Schemes for robust quantum computation with polar molecules: analysis of experimental feasibility

TL;DR

This paper evaluates the feasibility of implementing quantum computers with polar molecules, focusing on interaction schemes, molecular choices, and decoherence sources to optimize quantum gate performance.

Contribution

It provides a detailed analysis of switchable dipole-dipole interactions for quantum gates and assesses experimental requirements for various molecular systems.

Findings

Switchable dipole-dipole interactions enable efficient two-qubit gates.

Specific molecular states and transitions suitable for quantum gates are identified.

Decoherence sources are analyzed to improve quantum computation fidelity.

Abstract

We analyse recently proposed physical implementations of a quantum computer based on polar molecules.
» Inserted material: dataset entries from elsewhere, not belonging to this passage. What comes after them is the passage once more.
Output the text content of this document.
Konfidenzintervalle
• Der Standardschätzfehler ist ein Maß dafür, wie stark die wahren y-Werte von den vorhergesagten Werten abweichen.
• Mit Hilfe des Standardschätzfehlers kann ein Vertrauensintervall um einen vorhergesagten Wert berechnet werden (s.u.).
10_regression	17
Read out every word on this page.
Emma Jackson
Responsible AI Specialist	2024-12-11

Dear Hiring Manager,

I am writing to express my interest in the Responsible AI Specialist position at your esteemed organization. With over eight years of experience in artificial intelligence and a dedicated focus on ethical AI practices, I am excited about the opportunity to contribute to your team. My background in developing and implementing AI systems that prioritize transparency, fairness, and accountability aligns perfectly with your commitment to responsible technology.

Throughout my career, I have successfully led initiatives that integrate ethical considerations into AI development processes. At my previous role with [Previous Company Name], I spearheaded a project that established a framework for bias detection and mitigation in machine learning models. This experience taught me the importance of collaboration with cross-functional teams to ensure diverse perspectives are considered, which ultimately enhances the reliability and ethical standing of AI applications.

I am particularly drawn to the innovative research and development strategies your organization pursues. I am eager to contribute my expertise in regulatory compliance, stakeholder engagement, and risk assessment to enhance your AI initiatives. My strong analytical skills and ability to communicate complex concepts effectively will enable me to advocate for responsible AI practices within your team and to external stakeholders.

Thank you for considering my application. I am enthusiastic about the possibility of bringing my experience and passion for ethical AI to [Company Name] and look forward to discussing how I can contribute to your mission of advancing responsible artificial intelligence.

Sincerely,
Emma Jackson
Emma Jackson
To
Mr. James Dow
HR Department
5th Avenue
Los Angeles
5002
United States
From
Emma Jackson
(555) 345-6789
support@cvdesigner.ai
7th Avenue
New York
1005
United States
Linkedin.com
A set of general requirements for a molecular system is presented, which would provide an optimal combination of quantum gate times, coherence times, number of operations, high gate accuracy and experimental feasibility. We proceed with a detailed analysis of a scheme utilizing switchable dipole-dipole interactions between polar molecules. Switchable dipole-dipole interaction is an efficient tool for realization of two-qubit quantum gates, necessary to construct a universal set of gates. We consider three possible realizations of a phase gate using specific molecules, such as CO, NF, alkali dimers and alkaline-earth monohalides. We suggest suitable electronic states and ransitions and investigate requirements for the pulses driving them. Finally, we analyse possible sources of decoherence.